Putting it all together: a day-1 pilot plan

  • Hour 0–1: Install prerequisites and Ollama or set OPENAI_API_KEY.

  • Hour 1–2: Wire up ai.sh and run ai-log-triage.sh against your nosiest log.

  • Hour 2–3: Add Slack notifications and a systemd timer.

  • Hour 3–4: Try ai-change-summary.sh in your CI to enrich PRs or tickets.

Start small, measure results, and expand to more services as trust grows.


Call to action

  • Grab the snippets, point them at your real logs and diffs, and see immediate value.

  • Add one guardrail (JSON-only, redaction, approval gate) for every automation you ship.

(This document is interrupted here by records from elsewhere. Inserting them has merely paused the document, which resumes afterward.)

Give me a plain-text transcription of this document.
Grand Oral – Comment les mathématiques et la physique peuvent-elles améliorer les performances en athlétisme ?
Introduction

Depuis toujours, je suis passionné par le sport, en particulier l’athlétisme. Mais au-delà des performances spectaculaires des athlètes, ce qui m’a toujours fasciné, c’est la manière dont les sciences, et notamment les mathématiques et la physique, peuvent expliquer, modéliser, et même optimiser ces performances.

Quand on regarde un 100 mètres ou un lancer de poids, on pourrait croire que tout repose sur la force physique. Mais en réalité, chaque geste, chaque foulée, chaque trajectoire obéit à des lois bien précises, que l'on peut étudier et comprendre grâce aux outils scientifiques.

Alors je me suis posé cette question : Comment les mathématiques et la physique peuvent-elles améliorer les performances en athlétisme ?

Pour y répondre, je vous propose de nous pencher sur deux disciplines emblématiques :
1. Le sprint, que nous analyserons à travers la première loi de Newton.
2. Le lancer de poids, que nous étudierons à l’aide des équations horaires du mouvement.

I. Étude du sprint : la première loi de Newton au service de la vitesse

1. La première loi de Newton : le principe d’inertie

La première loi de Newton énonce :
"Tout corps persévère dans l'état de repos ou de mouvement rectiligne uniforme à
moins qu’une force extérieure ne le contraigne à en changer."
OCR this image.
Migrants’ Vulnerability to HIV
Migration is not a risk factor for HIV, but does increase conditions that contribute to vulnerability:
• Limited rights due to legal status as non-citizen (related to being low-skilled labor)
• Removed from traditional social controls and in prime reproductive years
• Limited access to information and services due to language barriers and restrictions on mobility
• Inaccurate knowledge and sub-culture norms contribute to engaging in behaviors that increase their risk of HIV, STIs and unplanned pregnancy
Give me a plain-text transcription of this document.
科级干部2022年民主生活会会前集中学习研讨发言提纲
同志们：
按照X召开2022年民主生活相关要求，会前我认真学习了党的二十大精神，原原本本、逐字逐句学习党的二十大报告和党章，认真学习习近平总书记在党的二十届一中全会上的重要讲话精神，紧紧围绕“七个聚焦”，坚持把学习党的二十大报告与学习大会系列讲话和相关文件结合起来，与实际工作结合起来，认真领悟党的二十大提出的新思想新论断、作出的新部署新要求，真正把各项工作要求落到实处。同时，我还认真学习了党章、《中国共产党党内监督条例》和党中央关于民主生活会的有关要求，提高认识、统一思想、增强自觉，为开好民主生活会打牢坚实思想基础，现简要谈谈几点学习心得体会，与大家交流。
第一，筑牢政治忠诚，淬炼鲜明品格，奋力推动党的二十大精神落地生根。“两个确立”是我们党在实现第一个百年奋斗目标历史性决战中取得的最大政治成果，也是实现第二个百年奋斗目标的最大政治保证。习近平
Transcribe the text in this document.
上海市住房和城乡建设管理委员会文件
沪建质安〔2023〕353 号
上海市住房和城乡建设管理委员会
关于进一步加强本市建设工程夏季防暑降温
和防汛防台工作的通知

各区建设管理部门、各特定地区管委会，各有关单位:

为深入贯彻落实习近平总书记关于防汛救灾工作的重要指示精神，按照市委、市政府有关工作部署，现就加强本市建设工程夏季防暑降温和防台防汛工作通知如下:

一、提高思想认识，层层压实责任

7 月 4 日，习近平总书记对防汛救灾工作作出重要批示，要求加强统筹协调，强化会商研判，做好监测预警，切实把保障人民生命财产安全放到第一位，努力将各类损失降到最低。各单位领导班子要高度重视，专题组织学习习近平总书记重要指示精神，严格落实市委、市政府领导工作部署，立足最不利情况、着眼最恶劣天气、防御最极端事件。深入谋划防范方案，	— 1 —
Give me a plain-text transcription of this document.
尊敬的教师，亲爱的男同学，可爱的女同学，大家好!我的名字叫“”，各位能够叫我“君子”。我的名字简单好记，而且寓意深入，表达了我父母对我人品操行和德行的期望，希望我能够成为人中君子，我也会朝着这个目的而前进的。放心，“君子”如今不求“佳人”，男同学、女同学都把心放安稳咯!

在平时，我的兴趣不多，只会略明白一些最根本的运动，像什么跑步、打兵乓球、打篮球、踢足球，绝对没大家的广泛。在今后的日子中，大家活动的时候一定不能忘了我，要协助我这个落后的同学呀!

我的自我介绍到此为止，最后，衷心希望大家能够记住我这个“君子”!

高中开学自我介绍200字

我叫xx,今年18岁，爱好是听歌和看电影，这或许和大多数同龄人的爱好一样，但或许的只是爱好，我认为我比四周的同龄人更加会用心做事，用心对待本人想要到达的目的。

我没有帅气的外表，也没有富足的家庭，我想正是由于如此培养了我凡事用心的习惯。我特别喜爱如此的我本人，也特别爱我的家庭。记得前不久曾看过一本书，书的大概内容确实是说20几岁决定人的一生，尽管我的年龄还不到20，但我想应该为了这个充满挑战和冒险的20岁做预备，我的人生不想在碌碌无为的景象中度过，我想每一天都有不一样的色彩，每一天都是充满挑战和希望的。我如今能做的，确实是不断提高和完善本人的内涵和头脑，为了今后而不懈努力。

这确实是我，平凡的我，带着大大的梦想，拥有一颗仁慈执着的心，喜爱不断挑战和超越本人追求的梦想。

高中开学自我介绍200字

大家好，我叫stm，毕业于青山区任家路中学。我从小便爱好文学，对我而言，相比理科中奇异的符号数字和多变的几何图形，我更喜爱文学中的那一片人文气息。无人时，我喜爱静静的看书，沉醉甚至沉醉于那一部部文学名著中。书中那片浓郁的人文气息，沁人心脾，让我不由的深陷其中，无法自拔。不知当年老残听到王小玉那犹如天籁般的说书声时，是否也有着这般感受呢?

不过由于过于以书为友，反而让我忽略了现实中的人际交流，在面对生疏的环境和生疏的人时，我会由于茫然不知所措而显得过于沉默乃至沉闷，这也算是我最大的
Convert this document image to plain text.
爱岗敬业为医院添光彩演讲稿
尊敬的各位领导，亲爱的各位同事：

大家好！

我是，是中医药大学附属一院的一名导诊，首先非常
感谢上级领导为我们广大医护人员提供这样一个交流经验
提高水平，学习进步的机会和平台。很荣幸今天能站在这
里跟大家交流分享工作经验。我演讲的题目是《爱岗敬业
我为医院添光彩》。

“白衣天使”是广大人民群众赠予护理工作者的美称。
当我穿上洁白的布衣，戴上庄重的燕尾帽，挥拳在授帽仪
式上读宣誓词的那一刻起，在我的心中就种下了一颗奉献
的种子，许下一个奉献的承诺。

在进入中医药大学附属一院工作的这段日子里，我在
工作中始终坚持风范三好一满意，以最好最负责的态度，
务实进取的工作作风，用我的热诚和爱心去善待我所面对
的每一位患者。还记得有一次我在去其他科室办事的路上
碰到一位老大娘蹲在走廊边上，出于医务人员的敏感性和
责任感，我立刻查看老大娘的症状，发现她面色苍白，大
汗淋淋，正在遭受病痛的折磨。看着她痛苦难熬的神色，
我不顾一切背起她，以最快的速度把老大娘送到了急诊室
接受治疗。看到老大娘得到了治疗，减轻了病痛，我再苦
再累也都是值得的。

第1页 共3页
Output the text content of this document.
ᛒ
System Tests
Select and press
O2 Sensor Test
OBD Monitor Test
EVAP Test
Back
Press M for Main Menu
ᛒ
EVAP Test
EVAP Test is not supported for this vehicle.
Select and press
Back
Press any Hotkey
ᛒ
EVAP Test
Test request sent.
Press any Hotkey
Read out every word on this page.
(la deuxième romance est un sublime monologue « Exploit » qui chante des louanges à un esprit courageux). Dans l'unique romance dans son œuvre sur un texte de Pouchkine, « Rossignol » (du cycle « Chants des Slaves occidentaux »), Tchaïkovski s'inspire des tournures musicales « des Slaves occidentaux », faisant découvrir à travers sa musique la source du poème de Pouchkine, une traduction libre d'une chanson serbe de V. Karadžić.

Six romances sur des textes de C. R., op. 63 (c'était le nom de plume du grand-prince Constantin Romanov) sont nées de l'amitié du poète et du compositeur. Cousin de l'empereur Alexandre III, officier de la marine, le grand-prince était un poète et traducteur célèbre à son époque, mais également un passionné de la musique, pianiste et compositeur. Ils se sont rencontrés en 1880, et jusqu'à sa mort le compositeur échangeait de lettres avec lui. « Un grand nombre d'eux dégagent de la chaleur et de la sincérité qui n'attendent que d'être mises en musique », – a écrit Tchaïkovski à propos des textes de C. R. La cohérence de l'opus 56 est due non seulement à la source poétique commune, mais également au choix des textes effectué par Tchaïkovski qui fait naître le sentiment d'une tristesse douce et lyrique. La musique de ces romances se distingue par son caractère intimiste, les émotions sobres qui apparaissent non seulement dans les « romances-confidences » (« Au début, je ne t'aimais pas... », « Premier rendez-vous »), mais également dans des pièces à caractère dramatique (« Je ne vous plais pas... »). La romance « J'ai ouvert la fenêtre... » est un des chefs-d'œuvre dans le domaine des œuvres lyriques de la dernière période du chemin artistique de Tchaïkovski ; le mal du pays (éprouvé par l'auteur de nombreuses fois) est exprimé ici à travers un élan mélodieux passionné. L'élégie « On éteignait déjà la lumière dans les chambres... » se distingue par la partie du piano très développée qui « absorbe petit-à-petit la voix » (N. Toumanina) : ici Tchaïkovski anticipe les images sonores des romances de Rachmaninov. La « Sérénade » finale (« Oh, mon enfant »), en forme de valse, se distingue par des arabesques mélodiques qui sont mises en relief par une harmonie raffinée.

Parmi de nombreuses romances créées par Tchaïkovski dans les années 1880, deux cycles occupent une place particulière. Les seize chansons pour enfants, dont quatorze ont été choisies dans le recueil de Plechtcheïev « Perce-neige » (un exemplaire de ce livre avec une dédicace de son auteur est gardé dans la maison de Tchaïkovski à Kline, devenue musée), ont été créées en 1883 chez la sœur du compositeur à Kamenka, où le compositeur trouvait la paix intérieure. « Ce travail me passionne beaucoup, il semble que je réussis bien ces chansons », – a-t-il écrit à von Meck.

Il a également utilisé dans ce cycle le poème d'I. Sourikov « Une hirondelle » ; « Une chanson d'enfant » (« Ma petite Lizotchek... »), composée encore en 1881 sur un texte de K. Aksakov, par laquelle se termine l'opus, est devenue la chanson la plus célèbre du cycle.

  • Next step: integrate with your incident and ticketing system to auto-fill summaries and checklists.

If you want a ready-to-use starter repo with these scripts and unit files, assemble the files above into a single repo, add a README with your distro’s apt/dnf/zypper instructions, and standardize the ai.sh wrapper across your team. Your on-call will thank you.